Reaction of the primary diphosphine H2P(CH2)2PH2 with [MnBr(CO)5], followed by removal of the bromide by treatment with AgOTf (OTf = CF3SO3) and addition of PAr3 (Ar = o-C6H4F), gives the acyclic precursor complex, fac-[Mn(CO)3{H2P(CH2)2PH2}(PAr3)][OTf], thus positioning the primary phosphine functions adjacent to the o-fluorophenyl substituents. The identity of this species was confirmed by multinuclear NMR (1H, 19F{1H}, 31P{1H} and 55Mn) and IR spectroscopic analysis, as well as from a single crystal X-ray analysis. Subsequent treatment of this complex with KOtBu (potassium tertiary butoxide) causes a double P-C coupling reaction, with defluorination of two aryl groups, and leads to formation of a nine-membered triphosphine macrocyclic complex. Methylation (KOtBu/MeI) of the two remaining secondary phosphine function yields the complex [Mn(CO)3(1)][OTf], which has been characterised similarly by multinuclear NMR and IR spectroscopy, and by electrospray mass spectrometry.
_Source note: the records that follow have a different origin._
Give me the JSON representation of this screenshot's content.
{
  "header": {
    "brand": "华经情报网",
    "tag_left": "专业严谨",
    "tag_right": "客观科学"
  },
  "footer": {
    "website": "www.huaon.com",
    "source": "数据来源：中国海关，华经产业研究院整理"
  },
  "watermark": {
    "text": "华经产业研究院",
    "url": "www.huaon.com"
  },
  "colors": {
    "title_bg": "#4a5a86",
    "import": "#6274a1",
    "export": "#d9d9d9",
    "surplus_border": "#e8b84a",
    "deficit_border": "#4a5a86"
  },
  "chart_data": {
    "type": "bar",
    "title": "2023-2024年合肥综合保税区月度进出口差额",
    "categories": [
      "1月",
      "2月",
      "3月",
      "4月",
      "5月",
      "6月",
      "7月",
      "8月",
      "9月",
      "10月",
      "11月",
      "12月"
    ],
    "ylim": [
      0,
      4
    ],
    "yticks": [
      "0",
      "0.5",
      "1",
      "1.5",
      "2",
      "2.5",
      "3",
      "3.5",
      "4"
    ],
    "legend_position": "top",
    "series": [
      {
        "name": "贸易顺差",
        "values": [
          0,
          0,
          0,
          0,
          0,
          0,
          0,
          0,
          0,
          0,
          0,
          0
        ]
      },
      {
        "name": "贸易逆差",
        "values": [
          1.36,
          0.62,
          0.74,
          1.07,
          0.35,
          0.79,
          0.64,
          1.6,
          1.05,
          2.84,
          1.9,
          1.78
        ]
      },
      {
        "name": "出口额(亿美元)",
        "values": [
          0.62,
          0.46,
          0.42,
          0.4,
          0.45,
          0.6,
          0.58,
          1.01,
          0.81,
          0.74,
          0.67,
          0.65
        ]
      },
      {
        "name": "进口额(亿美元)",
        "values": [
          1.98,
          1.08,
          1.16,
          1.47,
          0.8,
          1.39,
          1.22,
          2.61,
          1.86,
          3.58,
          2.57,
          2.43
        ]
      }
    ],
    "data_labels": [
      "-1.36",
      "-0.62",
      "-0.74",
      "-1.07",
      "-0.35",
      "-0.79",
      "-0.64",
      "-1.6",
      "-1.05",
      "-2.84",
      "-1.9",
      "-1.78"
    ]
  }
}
A single crystal X-ray structure determination confirms the distorted octahedral coordination at Mn(I), with the triphosphine macrocycle occupying three mutually facial coordination sites. As expected, this complex is extremely thermodynamically stable and kinetically inert, being unaffected by prolonged refluxing with either Me3NO or thiophenolate in MeCN.